Good problems to have, and how to solve them
Sometimes in startupland you will be faced with what people call good problems to have. Good problems to have relate to growth and scaling. Too many inbound requests, too much data, too may users and so on. If your greatest worries are how you could be growing faster, those are good problems to have.
These kind of problems will have you feeling like you’re drowning, literally swamped and feeling like there are not enough hours in a day. One of the VC’s we like refers to this as “the breaking point,” and he says that this is the point where you should consider fundraising, not before and not after. So fundraising is indeed one way to deal with this issue, but money doesn’t always solve the problem - and money isn’t always available.
In general, there are four approaches you can take and which approach is easiest will depend on the company’s situation and the problem at hand.
Brute Force
We all know the brute force method. Keep doing more of the same. Increase ad spend to increase traffic. Hire more sales people to tackle more leads. Add more RAM/CPU to process more data. Brute force is the most obvious answer and also the most costly. It’s returns are generally linear or worse as there tend to be limits to this kind of growth as it has diminishing returns. Moreover, if you focus your efforts on a brute force tactic, you open yourself to competition with bigger guns (ie. the Rocket Internet approach).
Change the product
Design and user-experience can have a phenomenal impact on how users interact with your product and how they value it. Or it might not. If you are not solving a real problem for the user, it doesn’t really matter how beautiful or user-friendly it is. Then again, if users are not keen to purchase things in their shopping basket because the checkout process is really confusing (or requires visiting another site), then spending a week thinking about how this could be designed better could yield unexpected, positive and lasting outcomes. Revamping your product through design or a much-requested feature can change the slope of your growth by 10%, 20% or maybe more. But the order of magnitude is in the 1-2x range.
Unlike the brute force method, product change is of course more sustainable and doesn’t require continued investment every month, but even the iPhone starts to look old after a few years. If you are successful, soon your competitors will develop similar features to mimic your success so continued investment in the product becomes necessary. Ultimately, if there are two great shopping basket checkout methods, you can only choose one, so enhancements may be limited.
Leverage users
Another way to jump start growth is through your users. Imagine if Tripadvisor had tried to brute force all their restaurant reviews. Instead, they leveraged the power of the crowd to generate that content for them. Successful marketplace companies have employed this to devastating effect. Think of Ebay, Amazon or more recently, AirBnB. They all started as small, fledgling platforms but thanks to the ingenuity of their founders, they found a way to persuade buyers and sellers that there was no better place to go to market. Good open source projects are also able to leverage users to great effect.

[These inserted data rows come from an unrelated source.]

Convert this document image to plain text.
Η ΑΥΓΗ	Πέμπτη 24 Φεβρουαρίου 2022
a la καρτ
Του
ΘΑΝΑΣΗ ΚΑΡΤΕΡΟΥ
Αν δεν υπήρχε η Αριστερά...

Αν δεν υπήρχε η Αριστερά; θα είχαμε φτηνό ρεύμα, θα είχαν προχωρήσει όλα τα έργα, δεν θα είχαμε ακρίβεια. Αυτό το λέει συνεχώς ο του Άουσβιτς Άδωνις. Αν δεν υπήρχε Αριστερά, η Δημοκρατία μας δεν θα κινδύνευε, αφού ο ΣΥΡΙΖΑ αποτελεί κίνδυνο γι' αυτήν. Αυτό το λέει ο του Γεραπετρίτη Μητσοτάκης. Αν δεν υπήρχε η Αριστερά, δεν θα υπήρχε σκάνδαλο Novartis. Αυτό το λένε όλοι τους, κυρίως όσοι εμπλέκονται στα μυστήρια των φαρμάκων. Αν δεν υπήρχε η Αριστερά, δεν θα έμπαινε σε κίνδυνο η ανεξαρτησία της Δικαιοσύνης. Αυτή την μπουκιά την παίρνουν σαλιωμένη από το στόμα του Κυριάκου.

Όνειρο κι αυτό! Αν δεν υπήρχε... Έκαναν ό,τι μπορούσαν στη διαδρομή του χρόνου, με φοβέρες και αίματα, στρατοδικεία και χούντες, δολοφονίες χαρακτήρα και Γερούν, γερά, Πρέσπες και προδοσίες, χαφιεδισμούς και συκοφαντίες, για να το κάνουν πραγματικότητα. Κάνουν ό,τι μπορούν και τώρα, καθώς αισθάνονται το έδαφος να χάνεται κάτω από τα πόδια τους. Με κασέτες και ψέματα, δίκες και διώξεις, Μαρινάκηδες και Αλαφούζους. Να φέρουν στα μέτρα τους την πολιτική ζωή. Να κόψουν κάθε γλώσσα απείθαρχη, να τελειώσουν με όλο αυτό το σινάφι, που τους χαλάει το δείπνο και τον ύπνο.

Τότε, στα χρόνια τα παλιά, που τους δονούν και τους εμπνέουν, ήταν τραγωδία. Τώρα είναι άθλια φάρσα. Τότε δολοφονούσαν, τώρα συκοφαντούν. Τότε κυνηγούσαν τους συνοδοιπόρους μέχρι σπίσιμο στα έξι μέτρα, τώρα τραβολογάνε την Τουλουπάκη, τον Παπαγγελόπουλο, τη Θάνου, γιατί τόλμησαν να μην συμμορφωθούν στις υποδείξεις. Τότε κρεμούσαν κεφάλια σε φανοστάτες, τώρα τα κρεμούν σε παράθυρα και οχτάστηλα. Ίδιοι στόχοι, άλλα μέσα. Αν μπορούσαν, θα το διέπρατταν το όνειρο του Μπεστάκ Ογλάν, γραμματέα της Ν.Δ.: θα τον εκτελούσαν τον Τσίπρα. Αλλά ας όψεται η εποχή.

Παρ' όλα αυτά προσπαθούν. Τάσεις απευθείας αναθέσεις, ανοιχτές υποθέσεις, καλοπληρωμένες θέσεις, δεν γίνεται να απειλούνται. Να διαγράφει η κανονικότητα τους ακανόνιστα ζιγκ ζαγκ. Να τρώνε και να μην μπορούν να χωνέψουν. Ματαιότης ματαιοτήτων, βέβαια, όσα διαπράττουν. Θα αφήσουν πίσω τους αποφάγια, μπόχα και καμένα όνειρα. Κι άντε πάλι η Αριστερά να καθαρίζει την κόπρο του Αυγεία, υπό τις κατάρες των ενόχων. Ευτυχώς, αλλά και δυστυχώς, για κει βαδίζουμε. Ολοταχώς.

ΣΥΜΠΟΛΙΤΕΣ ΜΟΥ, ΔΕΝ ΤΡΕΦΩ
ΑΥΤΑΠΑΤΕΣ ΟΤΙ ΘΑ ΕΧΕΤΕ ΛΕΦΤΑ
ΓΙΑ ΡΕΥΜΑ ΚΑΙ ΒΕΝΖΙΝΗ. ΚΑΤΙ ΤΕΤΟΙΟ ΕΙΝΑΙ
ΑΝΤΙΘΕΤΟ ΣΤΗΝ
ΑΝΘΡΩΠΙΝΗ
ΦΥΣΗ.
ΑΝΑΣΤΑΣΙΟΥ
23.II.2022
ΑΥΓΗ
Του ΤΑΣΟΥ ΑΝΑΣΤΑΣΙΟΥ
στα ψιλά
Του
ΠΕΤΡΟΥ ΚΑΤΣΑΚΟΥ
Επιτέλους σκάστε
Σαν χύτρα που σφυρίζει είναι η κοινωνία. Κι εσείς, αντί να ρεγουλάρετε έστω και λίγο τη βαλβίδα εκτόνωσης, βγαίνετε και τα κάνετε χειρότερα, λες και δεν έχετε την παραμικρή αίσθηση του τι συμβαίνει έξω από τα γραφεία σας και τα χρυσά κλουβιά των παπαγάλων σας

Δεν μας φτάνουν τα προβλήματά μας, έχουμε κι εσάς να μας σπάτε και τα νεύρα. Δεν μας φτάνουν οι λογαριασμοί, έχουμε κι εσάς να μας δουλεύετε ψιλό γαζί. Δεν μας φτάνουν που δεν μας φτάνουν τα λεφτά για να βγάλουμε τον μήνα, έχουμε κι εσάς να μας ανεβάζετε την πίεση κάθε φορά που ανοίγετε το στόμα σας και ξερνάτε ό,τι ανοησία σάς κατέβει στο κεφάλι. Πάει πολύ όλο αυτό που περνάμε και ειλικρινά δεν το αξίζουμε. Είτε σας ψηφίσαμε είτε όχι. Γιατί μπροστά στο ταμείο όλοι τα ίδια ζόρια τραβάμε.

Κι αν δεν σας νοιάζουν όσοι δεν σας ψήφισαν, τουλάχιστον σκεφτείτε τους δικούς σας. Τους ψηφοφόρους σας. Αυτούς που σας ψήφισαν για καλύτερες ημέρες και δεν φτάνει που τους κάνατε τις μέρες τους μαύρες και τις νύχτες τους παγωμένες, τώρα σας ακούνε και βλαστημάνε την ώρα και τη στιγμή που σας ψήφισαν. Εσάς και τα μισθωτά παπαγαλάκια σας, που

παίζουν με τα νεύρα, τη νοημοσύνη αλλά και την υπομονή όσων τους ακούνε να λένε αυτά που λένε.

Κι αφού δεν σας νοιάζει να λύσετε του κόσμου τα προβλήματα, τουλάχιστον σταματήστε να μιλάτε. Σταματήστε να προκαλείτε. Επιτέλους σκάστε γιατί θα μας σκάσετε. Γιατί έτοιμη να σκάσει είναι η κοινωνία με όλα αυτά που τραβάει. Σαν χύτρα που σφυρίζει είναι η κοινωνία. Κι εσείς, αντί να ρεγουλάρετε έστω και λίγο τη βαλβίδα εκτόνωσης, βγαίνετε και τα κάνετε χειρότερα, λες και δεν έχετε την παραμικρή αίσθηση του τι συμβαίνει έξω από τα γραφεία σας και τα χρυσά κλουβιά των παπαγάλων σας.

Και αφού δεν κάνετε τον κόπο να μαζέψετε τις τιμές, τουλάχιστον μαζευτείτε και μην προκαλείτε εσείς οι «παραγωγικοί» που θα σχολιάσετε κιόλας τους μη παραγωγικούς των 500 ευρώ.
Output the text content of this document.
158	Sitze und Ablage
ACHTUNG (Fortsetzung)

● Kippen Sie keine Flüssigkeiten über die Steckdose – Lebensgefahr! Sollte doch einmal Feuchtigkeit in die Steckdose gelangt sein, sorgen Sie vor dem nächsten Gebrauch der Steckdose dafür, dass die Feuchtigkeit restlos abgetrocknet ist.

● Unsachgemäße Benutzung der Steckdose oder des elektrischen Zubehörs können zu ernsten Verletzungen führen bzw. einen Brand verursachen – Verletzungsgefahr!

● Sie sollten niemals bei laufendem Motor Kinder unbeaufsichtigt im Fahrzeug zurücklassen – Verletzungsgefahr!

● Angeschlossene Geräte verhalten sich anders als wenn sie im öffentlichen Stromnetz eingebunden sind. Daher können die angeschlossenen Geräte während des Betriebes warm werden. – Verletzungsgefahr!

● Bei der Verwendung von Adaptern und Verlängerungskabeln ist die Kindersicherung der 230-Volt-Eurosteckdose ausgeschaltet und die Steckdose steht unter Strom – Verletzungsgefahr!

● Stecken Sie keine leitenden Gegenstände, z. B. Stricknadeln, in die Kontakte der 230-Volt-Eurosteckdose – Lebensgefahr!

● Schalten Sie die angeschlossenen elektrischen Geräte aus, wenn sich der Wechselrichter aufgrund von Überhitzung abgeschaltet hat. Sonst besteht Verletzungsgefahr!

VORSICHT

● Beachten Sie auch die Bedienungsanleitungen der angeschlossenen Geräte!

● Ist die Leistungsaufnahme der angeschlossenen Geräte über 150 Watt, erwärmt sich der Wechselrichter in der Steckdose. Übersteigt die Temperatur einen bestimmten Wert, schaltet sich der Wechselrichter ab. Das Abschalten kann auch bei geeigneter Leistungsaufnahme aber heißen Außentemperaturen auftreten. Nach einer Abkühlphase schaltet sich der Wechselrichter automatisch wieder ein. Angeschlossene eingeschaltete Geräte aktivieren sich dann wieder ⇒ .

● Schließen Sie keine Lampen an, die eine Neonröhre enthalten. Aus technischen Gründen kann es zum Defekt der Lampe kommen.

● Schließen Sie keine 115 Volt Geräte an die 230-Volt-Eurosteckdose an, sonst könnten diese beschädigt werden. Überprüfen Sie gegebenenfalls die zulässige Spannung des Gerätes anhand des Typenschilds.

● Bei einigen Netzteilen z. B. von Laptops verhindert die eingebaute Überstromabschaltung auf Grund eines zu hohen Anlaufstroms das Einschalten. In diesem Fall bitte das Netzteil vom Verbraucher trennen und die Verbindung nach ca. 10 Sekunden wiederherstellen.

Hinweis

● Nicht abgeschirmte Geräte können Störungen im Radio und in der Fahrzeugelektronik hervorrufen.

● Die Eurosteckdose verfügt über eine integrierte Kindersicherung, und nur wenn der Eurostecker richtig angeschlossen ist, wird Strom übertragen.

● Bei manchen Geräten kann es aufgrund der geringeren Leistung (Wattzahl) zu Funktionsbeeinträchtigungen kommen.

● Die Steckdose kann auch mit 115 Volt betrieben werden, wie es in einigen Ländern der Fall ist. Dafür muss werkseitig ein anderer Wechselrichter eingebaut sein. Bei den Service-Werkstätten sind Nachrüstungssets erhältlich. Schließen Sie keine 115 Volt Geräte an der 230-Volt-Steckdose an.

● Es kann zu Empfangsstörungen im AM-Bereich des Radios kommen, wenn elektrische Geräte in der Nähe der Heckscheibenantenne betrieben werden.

Social and communication platforms have an even greater network effect. You can’t Skype or Whatsapp alone. These products naturally encourage viral adoption and hence didn’t require a ton of features or sales teams to build out. Dropbox is another that leveraged its users to “sell” its product for them as you automatically had to sign up if a Dropbox user shared something with you.
As expected, network effects can have a dramatic, exponential impact on growth. While some products and business models naturally lend themselves to network effects (marketplaces, social networks, messaging, etc.) users can be leveraged in any business. Forums and message boards can be set up for users to support each other. Certifications and partnerships worked wonders for the large enterprise vendors to distribute and establish themselves within organisations and industries.
Change the business model
As a business scales, you also have to find ways to scale the side-effects of the business. Support is a good example. Early customers will flood you with support requests as you will undoubtabley have not enough documentation often your early adopters will have a personal connection (which made them take the leap of faith in the first place). You won’t mind the support queries as they will highlight missing features or bugs in your product, but as you scale, support will increasingly become a costly challenge.
To solve this increasing support cost, you could just hire more support staff and brute force the issue. Alternatively, you could change the product and create helpful hints and links next to features or you could leverage users to create a forum and let users answer other users’ questions. Each of these could have drawbacks of course or might simply not be possible. In these situations, changing the business model could be appropriate. You could offer support packages and charge per ticket, or offer X number of support queries/month. More radically, if you realise the real value is in the support, you could open source the software and only charge for support. This could drive further adoption of the software and as a consequence, your support revenue.
Business model changes are also particularly interesting to consider in marketplace-type businesses. AirBnB would have been much harder to grow if it charged homeowners a monthly fee instead of charging renters each time they booked. Linkedin has recently started to shift from a completely free social network/advertising model popularized a la Facebook to a more freemium model of restricting users to X number of profile views/searches per month and with additional features to users who pay more. This will no doubt improve short term revenue, but could slow down user growth. Changing the business model can also change the market you are in. Linkedin may have been seen as a Facebook competitor, but is now probably better defined as being in the recruitment industry.
There is often no right answer to dealing with scaling problems but i would recommend considering the more creative options available before diving into the brute force approach.